Tantadel

mayo 27, 2015

Arte y periodismo

Mi pasión por la literatura de Truman Capote arrancó cuando leí A sangre fría, recién publicada y yo muy joven. A partir de ese momento, he tenido una inmensa admiración por el periodista y literato. Siempre me he preguntado cómo un hombre tan lleno de genio y capaz de utilizarlo para escribir algunos de los grandes libros de nuestro siglo sea capaz de dejarse atrapar por las drogas y el alcohol, en detrimento de la belleza física y el talento. Truman Capote estuvo sometido a tratamientos, una y otra vez fue a parar al hospital, sus amigos le abandonaron o desaparecieron, y él no podía detenerse. Su muerte ocurrió el 23 de agosto de 1984. Por alguna razón que no recuerdo llegó a mi poder el cable que anunciaba su muerte y aún lo conservo. Poco antes, en Madrid, había comprado Música para camaleones y leído en el vuelo de regresó a México. Su prosa es perfecta, sus observaciones agudas, cada relato una obra maestra. Es un autor que puedo leer una y otra vez. Desayuno en Tiffany’s, A sangre fría, Otras veces, otros ámbitos, Las musas son escuchadas, son libros que procuro usar como textos con mis alumnos. Más aún, a uno de mis cuentos le puse “Miriam”, en evidente homenaje a Truman por su maravilloso y perfecto relato que lleva este mismo nombre. Y sus declaraciones que tanto escandalizaron (Soy homosexual, soy alcohólico y soy un genio) me encantaban. De su generación admiro a Norman Mailer, pero tal vez me siento más satisfecho con la literatura de Capote.

En la biografía que Gerald Clarke escribió sobre Truman Capote parece no quedar nada fuera, están su infancia, sus años de formación, el éxito, quiénes fueron sus amigos, quiénes sus enemigos, a dónde viajó, cuáles fueron sus amantes y la manera en que escribió algunos de sus más importantes libros. Sin embargo resulta curioso que para narrar su muerte apenas utilice una media docena de páginas y recurra a una serie de observaciones médicas sobre las razones de su fallecimiento. Capote era un ser destructivo y autodestructivo; sus relaciones eran por regla general tormentosas. Avanzó hacia el triunfo a grandes pasos y no supo qué hacer con él, cómo administrarlo. Una sociedad refinada y frívola lo consumió. No tenía sesenta años cuando murió.
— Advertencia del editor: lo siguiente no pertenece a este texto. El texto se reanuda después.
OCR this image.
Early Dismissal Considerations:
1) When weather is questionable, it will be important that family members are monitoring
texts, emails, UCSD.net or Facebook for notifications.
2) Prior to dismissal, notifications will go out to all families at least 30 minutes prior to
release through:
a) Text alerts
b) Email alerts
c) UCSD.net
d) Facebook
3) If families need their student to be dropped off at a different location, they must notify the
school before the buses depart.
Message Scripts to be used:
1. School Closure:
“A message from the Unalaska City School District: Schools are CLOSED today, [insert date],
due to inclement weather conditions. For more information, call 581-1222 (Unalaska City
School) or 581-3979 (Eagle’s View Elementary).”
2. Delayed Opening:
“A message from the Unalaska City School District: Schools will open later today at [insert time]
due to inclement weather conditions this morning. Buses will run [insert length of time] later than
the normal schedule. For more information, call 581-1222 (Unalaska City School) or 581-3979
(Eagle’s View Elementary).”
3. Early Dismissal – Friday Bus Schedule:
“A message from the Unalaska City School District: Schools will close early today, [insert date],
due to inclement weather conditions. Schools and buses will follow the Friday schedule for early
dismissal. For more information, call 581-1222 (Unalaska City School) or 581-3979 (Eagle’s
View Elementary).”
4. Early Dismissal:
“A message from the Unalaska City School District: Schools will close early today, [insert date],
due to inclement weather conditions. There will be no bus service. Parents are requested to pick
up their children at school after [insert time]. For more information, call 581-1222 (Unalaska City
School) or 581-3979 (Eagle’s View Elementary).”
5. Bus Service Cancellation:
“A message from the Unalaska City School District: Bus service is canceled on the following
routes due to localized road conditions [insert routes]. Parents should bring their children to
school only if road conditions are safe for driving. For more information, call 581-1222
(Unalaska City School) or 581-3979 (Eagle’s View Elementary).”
“Hepatitis complicada con flebitis y múltiple intoxicación por fármacos diversos”, según el forense que efectuó la autopsia. Clarke habla con timidez de un posible suicidio, no deseaba darse otra oportunidad. Le faltaba mucho por escribir, entre ello un libro prometido, Plegarias atendidas, estaba harto de sus viajes al hospital, de la incomprensión de quienes lo rodeaban y optó por una sobredosis. El biógrafo nos recuerda que antes habían muerto Marilyn Monroe y Montgomery Clift, dos personas que se entendían bien con Capote y también habían desaparecido diversos compañeros de andanzas como Tennessee Williams, a quien por cierto está dedicado Música para camaleones. ¿Para qué, entonces, seguir viviendo? Sin fuerzas para defenderse, se dejó caer en el alcohol y en las drogas, sentía pasión por los fármacos (contemplaba las pastillas como joyas) y más de una ocasión tomó fuertes dosis de coca. Cierto, había tenido éxito y un tanto fastidiado poco esperaba de él, se sabía un clásico de la literatura. A diferencia de la mayoría no le importaban los reconocimientos internacionales, tenía asegurado al público lector, cosa que, por ejemplo, ha perdido más de un premio Nobel con el tiempo. En estas condiciones, si Capote sentía que ya poco o nada le quedaba por hacer, ¿por qué seguir en el mundo de los vivos? Había frecuentado la muerte una y otra vez, en los hospitales parecía morir por minutos y hasta por horas. Lo más infortunado para nosotros, sus devotos lectores, fue que se enamoró de la muerte y se le entregó por completo. Cuando falleció casi nada quedaba de aquel hombre ambicioso, arrogante y atractivo que fue. Sus últimas palabras fueron dos: “Siento frío”. Es claro que junto a él estaba esa dama hermosa y terrible que llamamos muerte y que la humanidad ha preferido darle una apariencia sombría o esquelética.

Tal vez Gerald Clarke olvidó en su intento por reconstruir la vida de Truman Capote, uno de los hombres más fascinantes y talentosos de nuestra época, que desde que comenzó a vivir iba hacia una muerte dramática, poco común. No regresa a sus orígenes, como si se tratara del Ciudadano Kane, llega al final que había vislumbrado desde pequeño. Sólo que para tenerlo, antes había que pasar por una vida intensa y un éxito deslumbrante.